Le pétrole, dont le pays est l'un des grands producteurs mondiaux, est devenu la principale richesse, loin devant les autres ressources du sous-sol (argent, cuivre, fer, etc.) et les plantations (agrumes, canne à sucre, caféiers, cotonniers). Le maïs et l'élevage bovin sont destinés au marché intérieur. Si le sous-emploi reste important, certains secteurs industriels (constructions mécaniques : machines, automobiles, aéronautique ; équipements électriques et électroniques ; chimie) sont dynamiques. Les États-Unis constituent de loin le principal client du Mexique, intégré depuis les années 1990 dans le marché commun nord-américain institué par l'ALENA. Le tourisme, développé, est aujourd'hui pénalisé par l'insécurité régnant dans le pays.

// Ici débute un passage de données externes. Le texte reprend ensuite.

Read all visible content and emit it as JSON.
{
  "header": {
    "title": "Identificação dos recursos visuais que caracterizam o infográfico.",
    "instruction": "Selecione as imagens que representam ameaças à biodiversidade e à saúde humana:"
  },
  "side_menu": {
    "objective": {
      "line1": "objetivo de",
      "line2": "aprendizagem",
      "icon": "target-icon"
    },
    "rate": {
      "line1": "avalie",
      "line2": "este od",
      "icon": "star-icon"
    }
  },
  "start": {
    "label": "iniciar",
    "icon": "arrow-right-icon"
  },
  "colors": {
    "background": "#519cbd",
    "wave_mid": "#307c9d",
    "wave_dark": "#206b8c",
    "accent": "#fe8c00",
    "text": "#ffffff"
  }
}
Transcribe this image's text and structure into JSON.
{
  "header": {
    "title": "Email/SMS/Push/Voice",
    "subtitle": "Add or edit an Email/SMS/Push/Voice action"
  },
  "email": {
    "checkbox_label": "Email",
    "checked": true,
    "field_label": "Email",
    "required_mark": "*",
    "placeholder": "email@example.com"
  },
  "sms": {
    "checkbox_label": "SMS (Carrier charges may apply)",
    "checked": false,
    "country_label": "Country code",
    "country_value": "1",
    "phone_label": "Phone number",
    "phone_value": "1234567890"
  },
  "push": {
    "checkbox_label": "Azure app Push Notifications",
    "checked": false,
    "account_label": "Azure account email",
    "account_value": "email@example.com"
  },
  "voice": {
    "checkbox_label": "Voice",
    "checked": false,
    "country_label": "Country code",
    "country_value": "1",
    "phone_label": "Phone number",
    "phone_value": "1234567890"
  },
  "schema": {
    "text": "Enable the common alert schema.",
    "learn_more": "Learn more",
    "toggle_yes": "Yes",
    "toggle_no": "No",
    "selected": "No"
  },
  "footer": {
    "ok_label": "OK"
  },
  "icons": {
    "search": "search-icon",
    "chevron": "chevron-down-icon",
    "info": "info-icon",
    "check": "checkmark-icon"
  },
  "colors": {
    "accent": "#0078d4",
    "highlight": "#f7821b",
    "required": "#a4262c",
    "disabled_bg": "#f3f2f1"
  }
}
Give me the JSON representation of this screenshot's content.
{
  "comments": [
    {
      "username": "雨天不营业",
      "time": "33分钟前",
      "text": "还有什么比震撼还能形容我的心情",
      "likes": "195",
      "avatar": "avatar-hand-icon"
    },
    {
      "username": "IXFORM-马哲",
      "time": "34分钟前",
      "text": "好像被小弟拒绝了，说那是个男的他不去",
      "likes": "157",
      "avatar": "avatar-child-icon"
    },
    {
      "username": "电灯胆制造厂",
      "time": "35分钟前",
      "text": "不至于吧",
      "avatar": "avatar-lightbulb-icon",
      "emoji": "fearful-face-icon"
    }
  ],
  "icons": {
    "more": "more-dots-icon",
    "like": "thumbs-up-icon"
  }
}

1. Les déséquilibres régionaux

L'existence, durant deux millénaires, d'une importante civilisation indienne dans le centre et le centre-ouest du Mexique a favorisé l'émergence d'une unité nationale précoce. Mais ce n'est que vers la fin du xixe s. et au début du xxe s. que le territoire mexicain prend forme et gagne en homogénéité, grâce à l'extension du chemin de fer. Un réseau ferré en étoile s'est développé autour de la capitale jusque dans les années 1930. Ses prolongements vers la frontière américaine ont permis l'intégration du Nord et du Nord-Est, régions d'élevage extensif conquises tardivement sur les Indiens.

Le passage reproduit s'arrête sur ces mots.